What determines the success of startups?
By Rania Nasrallah-Massaad
Harshit Rajaiya, an assistant professor of finance . He completed his PhD at Boston College. We interviewed him to learn more about his research on entrepreneurial finance.
Why did you choose to study finance?
I enjoy thinking about problems, whether mathematical or real-world problems. There was a boom in startup firms in India around the time I graduated from college. While some of the startups succeeded, many failed. I was especially curious about the factors determining investments in startups and their eventual success or failure. My finance PhD program equipped me with the theoretical understanding of the actions of individuals, e.g., entrepreneurs or investors, and the empirical tools to pursue my research endeavours.
Can you discuss a recent publication that you are particularly excited about?
My recent study examines the impact of employee ratings on a public firm’s external financing and investment policies. The explosive growth of the internet has led to a spike in information produced by non-traditional sources, e.g., non-executive employees or consumers. My study analyzed the role of Glassdoor ratings — anonymous online reviews by employees — on a firm’s decision to issue equity versus debt to raise external financing and on the stock market’s reaction to those equity issues. While Glassdoor ratings may not convey “hard information” like financial ratios, they convey relevant “soft information,” e.g., work culture, which affects a firm’s financing and investment decisions.

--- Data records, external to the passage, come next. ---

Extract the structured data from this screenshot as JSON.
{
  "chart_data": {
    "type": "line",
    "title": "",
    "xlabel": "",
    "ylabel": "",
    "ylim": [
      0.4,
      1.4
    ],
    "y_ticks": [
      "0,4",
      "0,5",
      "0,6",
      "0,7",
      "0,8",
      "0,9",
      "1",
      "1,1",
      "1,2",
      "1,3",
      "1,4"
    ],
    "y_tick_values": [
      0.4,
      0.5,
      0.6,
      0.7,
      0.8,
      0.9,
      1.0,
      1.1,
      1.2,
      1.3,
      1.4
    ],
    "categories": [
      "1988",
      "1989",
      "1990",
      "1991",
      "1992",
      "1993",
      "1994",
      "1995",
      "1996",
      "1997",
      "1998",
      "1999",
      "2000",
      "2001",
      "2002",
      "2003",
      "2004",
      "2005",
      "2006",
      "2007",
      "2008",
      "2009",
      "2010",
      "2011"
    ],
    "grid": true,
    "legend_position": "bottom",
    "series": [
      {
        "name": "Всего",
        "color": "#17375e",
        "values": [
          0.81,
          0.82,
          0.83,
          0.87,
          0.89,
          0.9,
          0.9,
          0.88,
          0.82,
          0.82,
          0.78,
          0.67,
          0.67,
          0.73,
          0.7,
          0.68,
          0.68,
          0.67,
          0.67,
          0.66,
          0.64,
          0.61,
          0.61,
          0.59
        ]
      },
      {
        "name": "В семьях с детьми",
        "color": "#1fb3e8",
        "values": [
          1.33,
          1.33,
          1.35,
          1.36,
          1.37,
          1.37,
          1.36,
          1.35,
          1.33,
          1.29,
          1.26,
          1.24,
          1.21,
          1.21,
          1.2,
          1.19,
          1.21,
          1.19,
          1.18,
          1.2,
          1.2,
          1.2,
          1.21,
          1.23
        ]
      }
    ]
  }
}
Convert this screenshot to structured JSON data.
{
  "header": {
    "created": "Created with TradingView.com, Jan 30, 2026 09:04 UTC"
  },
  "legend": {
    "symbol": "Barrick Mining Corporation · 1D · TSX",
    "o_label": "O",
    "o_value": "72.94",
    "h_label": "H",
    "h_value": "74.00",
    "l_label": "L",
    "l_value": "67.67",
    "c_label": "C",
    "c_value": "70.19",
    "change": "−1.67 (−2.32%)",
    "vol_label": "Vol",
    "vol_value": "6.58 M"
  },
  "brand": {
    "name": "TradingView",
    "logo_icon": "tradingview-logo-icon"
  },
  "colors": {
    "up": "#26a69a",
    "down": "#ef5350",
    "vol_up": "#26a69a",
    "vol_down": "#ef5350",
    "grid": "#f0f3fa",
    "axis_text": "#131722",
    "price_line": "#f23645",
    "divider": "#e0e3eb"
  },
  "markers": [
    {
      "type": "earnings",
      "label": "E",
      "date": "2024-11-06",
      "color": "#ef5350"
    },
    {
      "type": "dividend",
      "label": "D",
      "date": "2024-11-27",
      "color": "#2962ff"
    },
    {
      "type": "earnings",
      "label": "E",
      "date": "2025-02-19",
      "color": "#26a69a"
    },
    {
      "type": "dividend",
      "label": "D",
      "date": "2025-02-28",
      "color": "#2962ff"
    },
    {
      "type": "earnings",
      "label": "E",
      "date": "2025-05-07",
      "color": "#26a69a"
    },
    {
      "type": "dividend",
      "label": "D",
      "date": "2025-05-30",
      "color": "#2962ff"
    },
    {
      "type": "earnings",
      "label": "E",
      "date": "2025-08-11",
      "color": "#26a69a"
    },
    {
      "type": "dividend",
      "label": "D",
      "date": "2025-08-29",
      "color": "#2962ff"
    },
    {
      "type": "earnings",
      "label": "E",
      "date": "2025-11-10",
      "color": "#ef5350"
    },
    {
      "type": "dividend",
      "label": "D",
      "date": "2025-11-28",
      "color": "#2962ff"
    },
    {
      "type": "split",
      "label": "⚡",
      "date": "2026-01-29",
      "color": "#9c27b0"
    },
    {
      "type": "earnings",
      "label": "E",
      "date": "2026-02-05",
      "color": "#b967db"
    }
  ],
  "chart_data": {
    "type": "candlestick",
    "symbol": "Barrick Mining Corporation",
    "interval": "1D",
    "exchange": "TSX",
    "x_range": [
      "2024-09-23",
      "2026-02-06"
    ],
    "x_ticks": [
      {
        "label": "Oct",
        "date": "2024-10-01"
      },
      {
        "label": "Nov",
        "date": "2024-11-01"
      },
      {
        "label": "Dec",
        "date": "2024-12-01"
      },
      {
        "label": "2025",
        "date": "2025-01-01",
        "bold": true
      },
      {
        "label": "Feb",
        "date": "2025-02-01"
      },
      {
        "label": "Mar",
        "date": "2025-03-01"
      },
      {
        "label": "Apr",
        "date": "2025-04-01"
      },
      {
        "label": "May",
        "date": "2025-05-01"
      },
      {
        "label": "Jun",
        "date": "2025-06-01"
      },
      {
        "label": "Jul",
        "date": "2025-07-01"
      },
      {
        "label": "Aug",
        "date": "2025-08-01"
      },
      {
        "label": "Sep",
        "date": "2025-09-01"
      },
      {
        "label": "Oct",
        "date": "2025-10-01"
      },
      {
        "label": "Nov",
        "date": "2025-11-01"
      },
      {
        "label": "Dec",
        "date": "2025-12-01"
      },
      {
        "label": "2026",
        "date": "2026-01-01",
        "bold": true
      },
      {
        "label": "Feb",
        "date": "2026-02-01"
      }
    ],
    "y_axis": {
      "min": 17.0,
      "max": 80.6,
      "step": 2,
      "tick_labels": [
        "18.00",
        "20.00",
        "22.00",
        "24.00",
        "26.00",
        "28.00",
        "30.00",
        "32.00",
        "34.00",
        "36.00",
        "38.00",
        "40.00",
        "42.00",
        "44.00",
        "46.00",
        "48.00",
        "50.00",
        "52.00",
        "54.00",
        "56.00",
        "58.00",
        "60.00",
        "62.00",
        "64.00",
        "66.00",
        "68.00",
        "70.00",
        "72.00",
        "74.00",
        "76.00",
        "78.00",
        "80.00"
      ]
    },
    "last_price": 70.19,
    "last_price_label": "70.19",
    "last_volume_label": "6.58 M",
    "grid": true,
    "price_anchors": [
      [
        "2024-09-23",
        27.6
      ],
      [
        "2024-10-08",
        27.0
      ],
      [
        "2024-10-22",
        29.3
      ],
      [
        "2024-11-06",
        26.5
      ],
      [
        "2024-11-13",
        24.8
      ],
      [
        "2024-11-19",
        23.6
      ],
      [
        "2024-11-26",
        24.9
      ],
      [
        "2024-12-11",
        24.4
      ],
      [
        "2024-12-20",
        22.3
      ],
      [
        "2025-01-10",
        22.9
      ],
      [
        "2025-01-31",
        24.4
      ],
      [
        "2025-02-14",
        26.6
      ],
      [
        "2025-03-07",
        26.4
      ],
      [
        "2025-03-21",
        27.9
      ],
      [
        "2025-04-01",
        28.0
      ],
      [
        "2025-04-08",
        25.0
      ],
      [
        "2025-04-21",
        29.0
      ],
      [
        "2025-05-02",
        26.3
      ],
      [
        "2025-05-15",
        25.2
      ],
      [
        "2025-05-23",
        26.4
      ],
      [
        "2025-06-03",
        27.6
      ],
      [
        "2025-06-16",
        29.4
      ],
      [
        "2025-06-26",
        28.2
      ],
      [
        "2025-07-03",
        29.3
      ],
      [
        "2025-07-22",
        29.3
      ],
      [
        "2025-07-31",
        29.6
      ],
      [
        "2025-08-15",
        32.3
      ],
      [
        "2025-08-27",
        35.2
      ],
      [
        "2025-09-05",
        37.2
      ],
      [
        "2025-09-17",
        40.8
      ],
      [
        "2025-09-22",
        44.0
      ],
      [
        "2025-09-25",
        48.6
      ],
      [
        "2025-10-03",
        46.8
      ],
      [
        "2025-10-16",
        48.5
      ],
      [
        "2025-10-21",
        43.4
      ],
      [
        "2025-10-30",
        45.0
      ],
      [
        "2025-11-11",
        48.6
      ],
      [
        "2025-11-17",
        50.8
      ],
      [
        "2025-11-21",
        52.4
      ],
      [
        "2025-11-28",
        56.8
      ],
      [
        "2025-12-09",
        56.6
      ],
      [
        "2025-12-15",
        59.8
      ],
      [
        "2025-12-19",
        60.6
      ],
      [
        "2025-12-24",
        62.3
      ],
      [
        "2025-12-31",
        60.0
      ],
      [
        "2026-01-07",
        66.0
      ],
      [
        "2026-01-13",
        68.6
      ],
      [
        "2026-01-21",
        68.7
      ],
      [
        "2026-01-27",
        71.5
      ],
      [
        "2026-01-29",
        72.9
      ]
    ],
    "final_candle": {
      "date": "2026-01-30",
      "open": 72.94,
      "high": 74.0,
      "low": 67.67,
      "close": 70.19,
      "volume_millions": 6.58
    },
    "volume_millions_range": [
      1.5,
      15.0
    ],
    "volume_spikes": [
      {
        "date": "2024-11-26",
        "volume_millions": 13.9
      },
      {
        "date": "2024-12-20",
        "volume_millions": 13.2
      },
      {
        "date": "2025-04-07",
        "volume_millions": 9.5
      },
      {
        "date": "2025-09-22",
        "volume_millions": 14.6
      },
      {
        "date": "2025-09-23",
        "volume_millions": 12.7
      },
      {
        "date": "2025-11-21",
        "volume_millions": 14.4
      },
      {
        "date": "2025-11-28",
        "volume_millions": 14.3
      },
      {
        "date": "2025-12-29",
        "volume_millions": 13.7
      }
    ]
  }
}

How can your research influence business communities in Canada?
My research focusses on the external financing decisions of public firms, the role of intellectual properties in success of startup firms and the role played by venture capitalists and angel investors in startup ecosystems. My work suggests that intellectual properties like patents and trademarks may not only benefit Canadian startups to raise external financing and enable their future success but will also help Canadian public firms enhance their access to the equity market. Further, better online employee ratings may help Canadian public firms raise equity financing for their valuable projects. Lastly, investors (retail or institutional) must pay attention to a firm’s intellectual properties and online reviews before executing their stock market decisions.